West Virginia Attorney General Wants Vaccine Lawsuits Consolidated in Raleigh County

West Virginia Watch reported:

West Virginia Attorney General J.B. McCuskey has asked that two lawsuits filed in separate county circuit courts over Gov. Patrick Morrisey’s executive order and the state’s compulsory immunization law be consolidated and considered together in Raleigh County Circuit Court.

McCuskey on Wednesday filed emergency motions to transfer and consolidate the two cases: Joshua Hess and Marisa Jackson vs. the state Department of Health and Miranda Guzman vs. the state and the Raleigh County Board of Education. Hess and Jackson, two parents of immunocompromised students, are suing in Kanawha County Circuit Court over the health department’s issuance of religious exemptions to the state’s vaccination law.

They’re represented by the ACLU of West Virginia and Mountain State Justice. The organizations refiled the complaint Friday after Circuit Judge Kenneth Ballard dismissed the first complaint in July for procedural reasons.

Guzman and two other families of students issued a religious exemption to the state’s vaccination law are suing the boards of education for defying Morrisey’s executive order. The state board has said it would continue to instruct county boards to accept only medical exemptions to the state vaccination law. In the motion, filed Tuesday, McCuskey writes that the two cases are “at a crossroads between state mandated public health measures and individual religious liberty.”

Exclusive: Americans Who Endured Biden’s Vax Discrimination Finally Getting Justice, Trump Official Says

BizPac Review reported:

The Biden Equal Employment Opportunity Commission, or EEOC, sat on its hands as it was flooded with thousands of discrimination charges related to COVID-19 vaccine mandates, acting Chair Andrea Lucas said in an interview with the Daily Caller News Foundation.

Major new settlements and lawsuits over the mandates, which Lucas called one of the “greatest civil rights violations” of the past few decades, signal a substantial shift in priorities since President Donald Trump selected her to lead the agency in January.

“During fiscal year 2022 alone, we got almost 13,000 religious accommodation requests,” she told the DCNF, noting the requests made up 20% of the agency’s discrimination charges.

Even this number is “only a fraction” of the thousands of other people pushed out of jobs or refused accommodations during the mandates, Lucas said, yet Biden-appointees chose not to “spotlight” concerns. “The agency was doing some work, but it was always doing it quietly,” Lucas said. “It was shoving it under the rug … It didn’t want to push it because it wasn’t the right narrative, apparently, for the Biden administration.”

One health care system with clinics in Illinois and Wisconsin, Mercyhealth, agreed to a $1 million settlement on Wednesday, which will provide financial compensation to employees wrongfully terminated for refusing to comply with its vaccine mandate for religious reasons.
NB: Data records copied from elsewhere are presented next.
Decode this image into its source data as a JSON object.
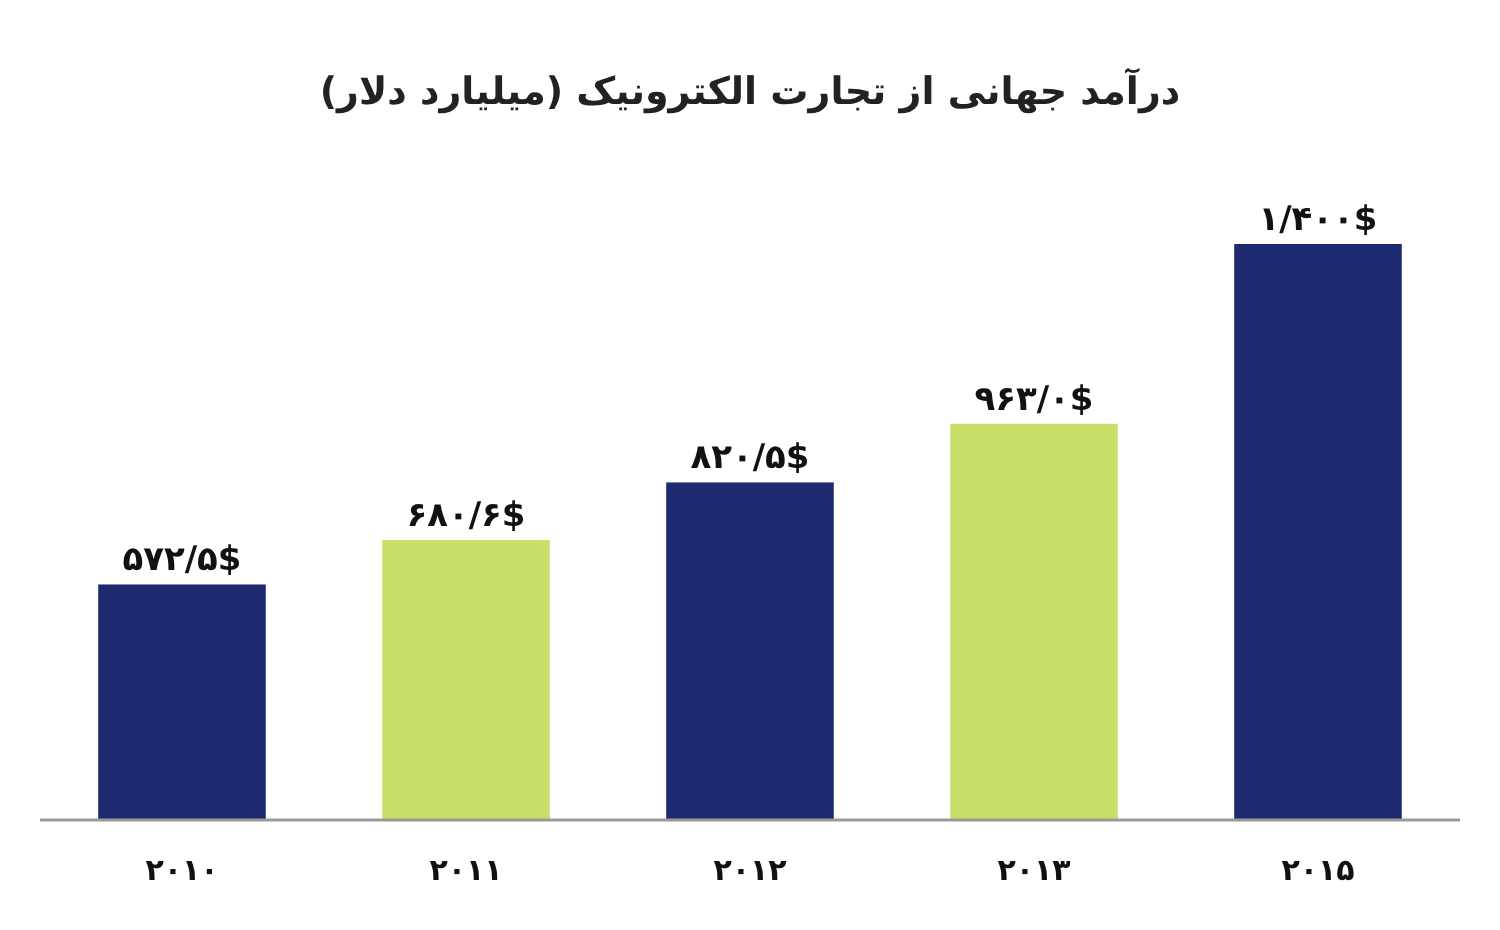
{
  "chart_data": {
    "type": "bar",
    "title": "درآمد جهانی از تجارت الکترونیک (میلیارد دلار)",
    "categories": [
      "۲۰۱۰",
      "۲۰۱۱",
      "۲۰۱۲",
      "۲۰۱۳",
      "۲۰۱۵"
    ],
    "values": [
      572.5,
      680.6,
      820.5,
      963.0,
      1400
    ],
    "value_labels": [
      "۵۷۲/۵$",
      "۶۸۰/۶$",
      "۸۲۰/۵$",
      "۹۶۳/۰$",
      "۱/۴۰۰$"
    ],
    "colors": [
      "#1d2a70",
      "#c8e06a",
      "#1d2a70",
      "#c8e06a",
      "#1d2a70"
    ],
    "ylim": [
      0,
      1400
    ]
  }
}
The settlement includes an offer to reinstate fired employees.

Religious Exemptions for School Vaccinations Have Been Growing Since COVID

Maryland Matters reported:

“No Shots. No School. No Exceptions.” That’s what’s parents are greeted with on the Prince George’s County Public Schools webpage on required vaccinations for the upcoming school year. But that’s not entirely true. In Maryland, there are exceptions — specifically, families can easily get religious exemptions to opt their kindergartners out of vaccine requirements in any school year.
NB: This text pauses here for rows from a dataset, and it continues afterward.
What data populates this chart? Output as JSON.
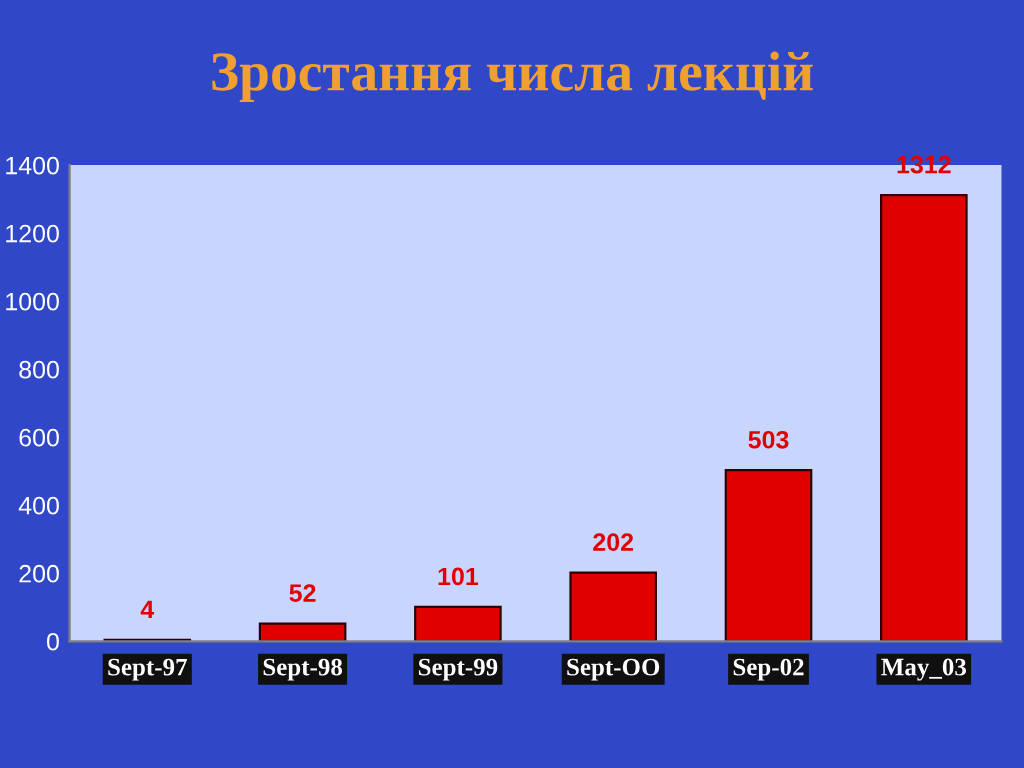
{
  "chart_data": {
    "type": "bar",
    "title": "Зростання числа лекцій",
    "categories": [
      "Sept-97",
      "Sept-98",
      "Sept-99",
      "Sept-OO",
      "Sep-02",
      "May_03"
    ],
    "values": [
      4,
      52,
      101,
      202,
      503,
      1312
    ],
    "color": "#e00000",
    "ylim": [
      0,
      1400
    ],
    "yticks": [
      0,
      200,
      400,
      600,
      800,
      1000,
      1200,
      1400
    ],
    "data_labels": true,
    "grid": false,
    "legend": false
  }
}
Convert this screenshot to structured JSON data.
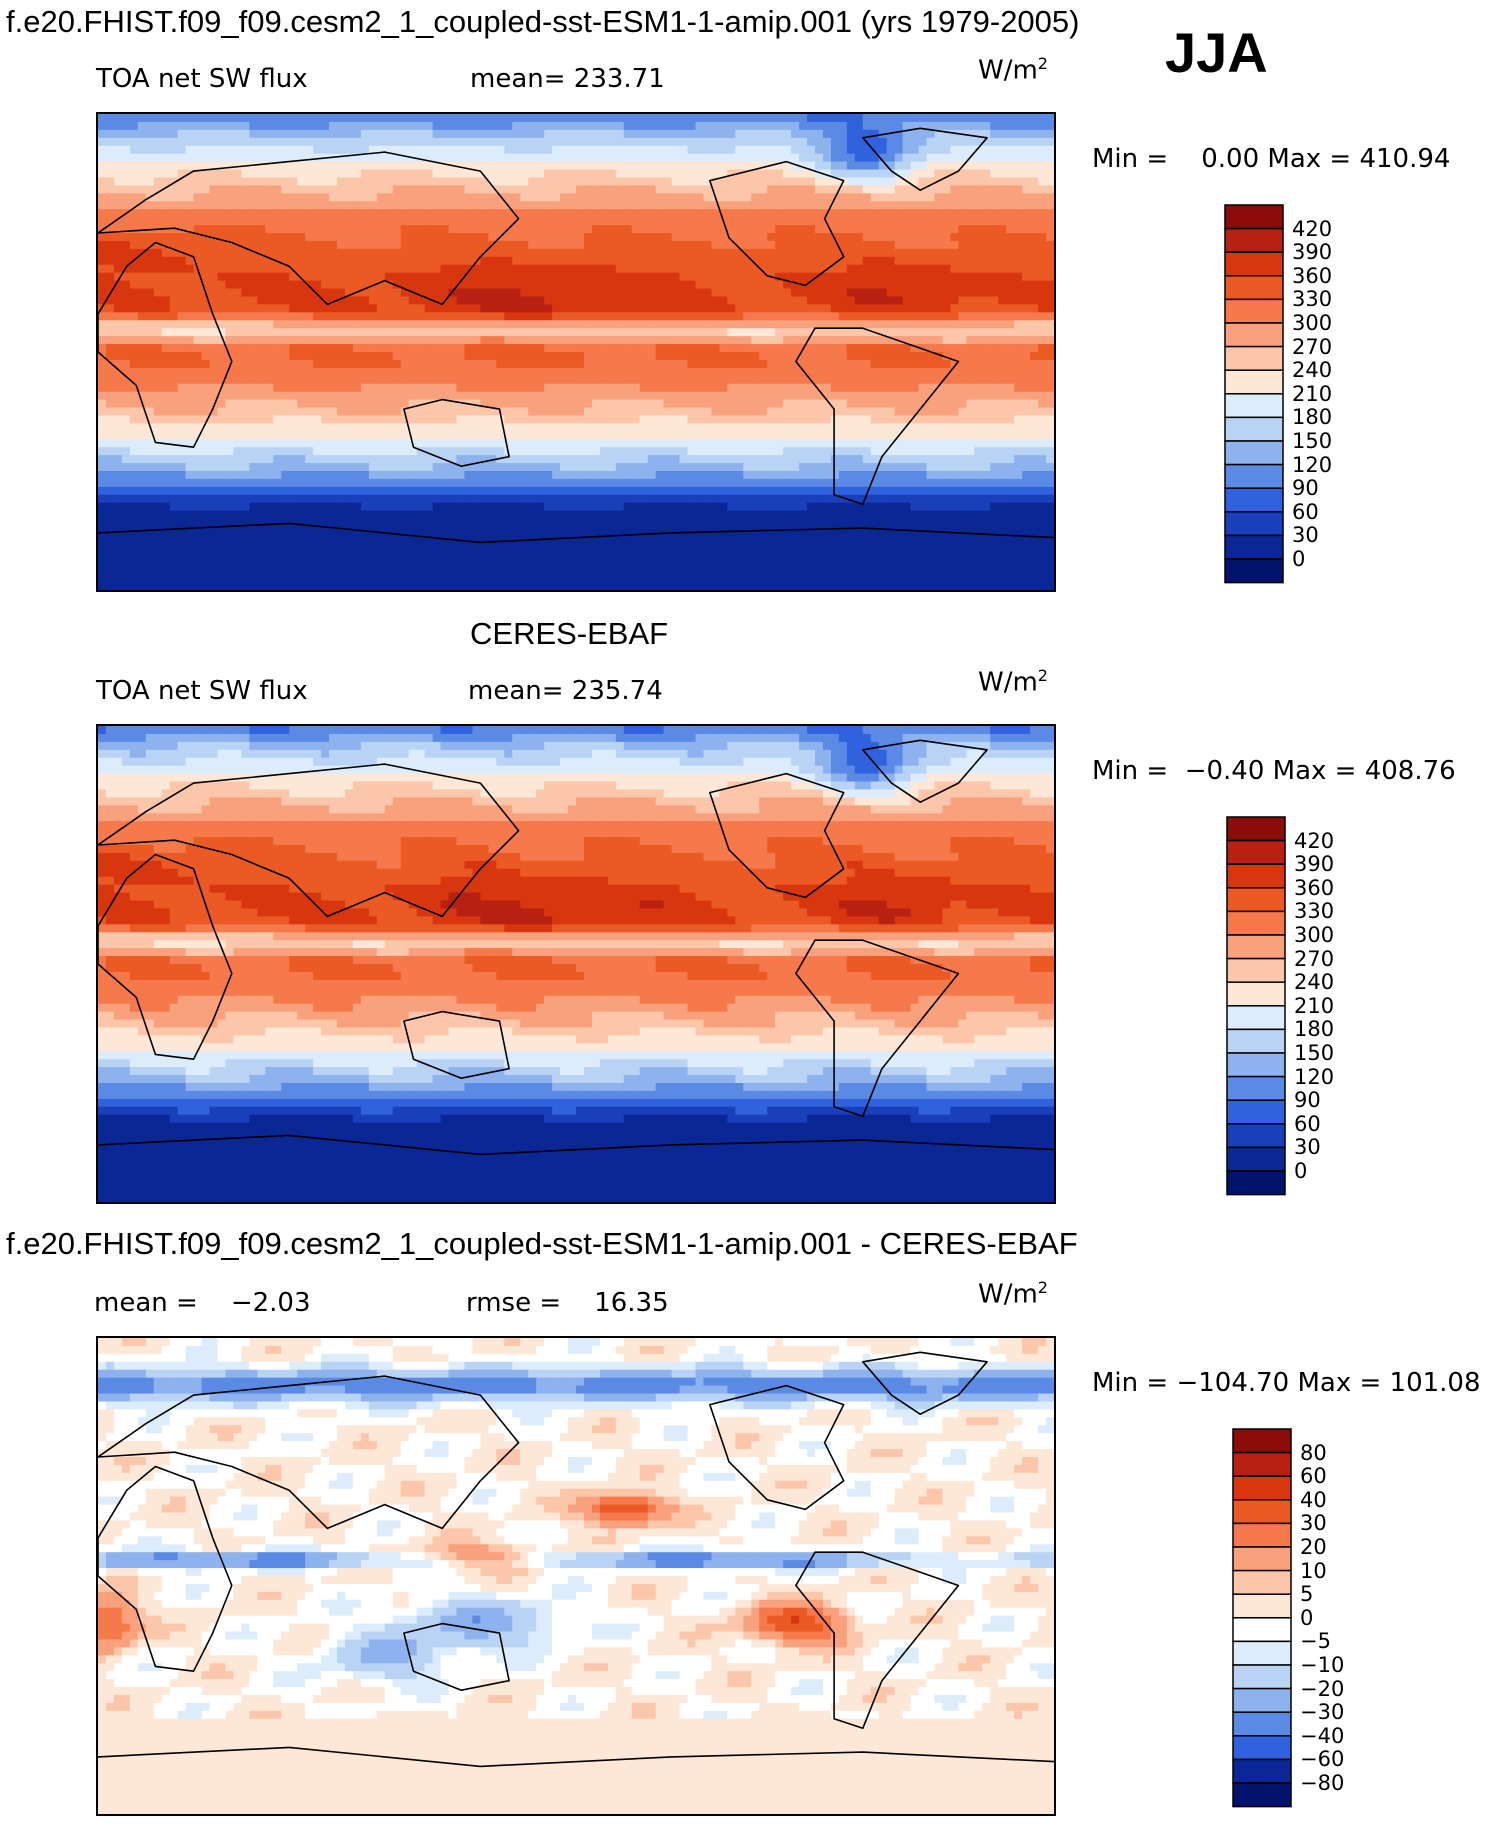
{
  "header": {
    "title": "f.e20.FHIST.f09_f09.cesm2_1_coupled-sst-ESM1-1-amip.001 (yrs 1979-2005)",
    "season": "JJA"
  },
  "panels": [
    {
      "title": "",
      "variable": "TOA net SW flux",
      "stat": "mean= 233.71",
      "units": "W/m",
      "units_sup": "2",
      "minmax": "Min =    0.00 Max = 410.94",
      "cbar_labels": [
        "420",
        "390",
        "360",
        "330",
        "300",
        "270",
        "240",
        "210",
        "180",
        "150",
        "120",
        "90",
        "60",
        "30",
        "0"
      ],
      "cbar_colors": [
        "#8b0c08",
        "#b82012",
        "#d8360f",
        "#eb5a24",
        "#f5794a",
        "#f9a07c",
        "#fbc6aa",
        "#fde7d6",
        "#ddecfa",
        "#b9d3f5",
        "#8db2ee",
        "#5b8ae5",
        "#2f62dc",
        "#1a3fbb",
        "#0b2695",
        "#03126c"
      ]
    },
    {
      "title": "CERES-EBAF",
      "variable": "TOA net SW flux",
      "stat": "mean= 235.74",
      "units": "W/m",
      "units_sup": "2",
      "minmax": "Min =  −0.40 Max = 408.76",
      "cbar_labels": [
        "420",
        "390",
        "360",
        "330",
        "300",
        "270",
        "240",
        "210",
        "180",
        "150",
        "120",
        "90",
        "60",
        "30",
        "0"
      ],
      "cbar_colors": [
        "#8b0c08",
        "#b82012",
        "#d8360f",
        "#eb5a24",
        "#f5794a",
        "#f9a07c",
        "#fbc6aa",
        "#fde7d6",
        "#ddecfa",
        "#b9d3f5",
        "#8db2ee",
        "#5b8ae5",
        "#2f62dc",
        "#1a3fbb",
        "#0b2695",
        "#03126c"
      ]
    },
    {
      "title": "f.e20.FHIST.f09_f09.cesm2_1_coupled-sst-ESM1-1-amip.001 - CERES-EBAF",
      "variable": "mean =    −2.03",
      "stat": "rmse =    16.35",
      "units": "W/m",
      "units_sup": "2",
      "minmax": "Min = −104.70 Max = 101.08",
      "cbar_labels": [
        "80",
        "60",
        "40",
        "30",
        "20",
        "10",
        "5",
        "0",
        "−5",
        "−10",
        "−20",
        "−30",
        "−40",
        "−60",
        "−80"
      ],
      "cbar_colors": [
        "#8b0c08",
        "#b82012",
        "#d8360f",
        "#eb5a24",
        "#f5794a",
        "#f9a07c",
        "#fbc6aa",
        "#fde7d6",
        "#ffffff",
        "#ddecfa",
        "#b9d3f5",
        "#8db2ee",
        "#5b8ae5",
        "#2f62dc",
        "#0b2695",
        "#03126c"
      ]
    }
  ],
  "chart_data": [
    {
      "type": "heatmap",
      "title": "f.e20.FHIST.f09_f09.cesm2_1_coupled-sst-ESM1-1-amip.001 (yrs 1979-2005)",
      "subtitle": "TOA net SW flux",
      "season": "JJA",
      "mean": 233.71,
      "units": "W/m2",
      "min": 0.0,
      "max": 410.94,
      "contour_levels": [
        0,
        30,
        60,
        90,
        120,
        150,
        180,
        210,
        240,
        270,
        300,
        330,
        360,
        390,
        420
      ],
      "lon_range": [
        0,
        360
      ],
      "lat_range": [
        -90,
        90
      ]
    },
    {
      "type": "heatmap",
      "title": "CERES-EBAF",
      "subtitle": "TOA net SW flux",
      "season": "JJA",
      "mean": 235.74,
      "units": "W/m2",
      "min": -0.4,
      "max": 408.76,
      "contour_levels": [
        0,
        30,
        60,
        90,
        120,
        150,
        180,
        210,
        240,
        270,
        300,
        330,
        360,
        390,
        420
      ],
      "lon_range": [
        0,
        360
      ],
      "lat_range": [
        -90,
        90
      ]
    },
    {
      "type": "heatmap",
      "title": "f.e20.FHIST.f09_f09.cesm2_1_coupled-sst-ESM1-1-amip.001 - CERES-EBAF",
      "mean": -2.03,
      "rmse": 16.35,
      "units": "W/m2",
      "min": -104.7,
      "max": 101.08,
      "contour_levels": [
        -80,
        -60,
        -40,
        -30,
        -20,
        -10,
        -5,
        0,
        5,
        10,
        20,
        30,
        40,
        60,
        80
      ],
      "lon_range": [
        0,
        360
      ],
      "lat_range": [
        -90,
        90
      ]
    }
  ]
}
And more Maryland families have been choosing that route for the last four school years, according to Maryland Department of Health data released this week.

About 1.7% of the state’s 63,000 kindergartners, or approximately 1,075 kids, cited religious reasons to be exempted from required vaccinations during the 2024-2025 school year.

It’s the highest percentage of religious exemptions since the 2019-2020 school year, when the start of the COVID-19 pandemic not only ushered in a new wave of vaccine hesitancy but also disrupted typical school procedures for many families. Since the 2021-2022 school year, at least 1% of kindergartners in Maryland have had a religious exemption — a couple hundred a year — and it’s been rising since.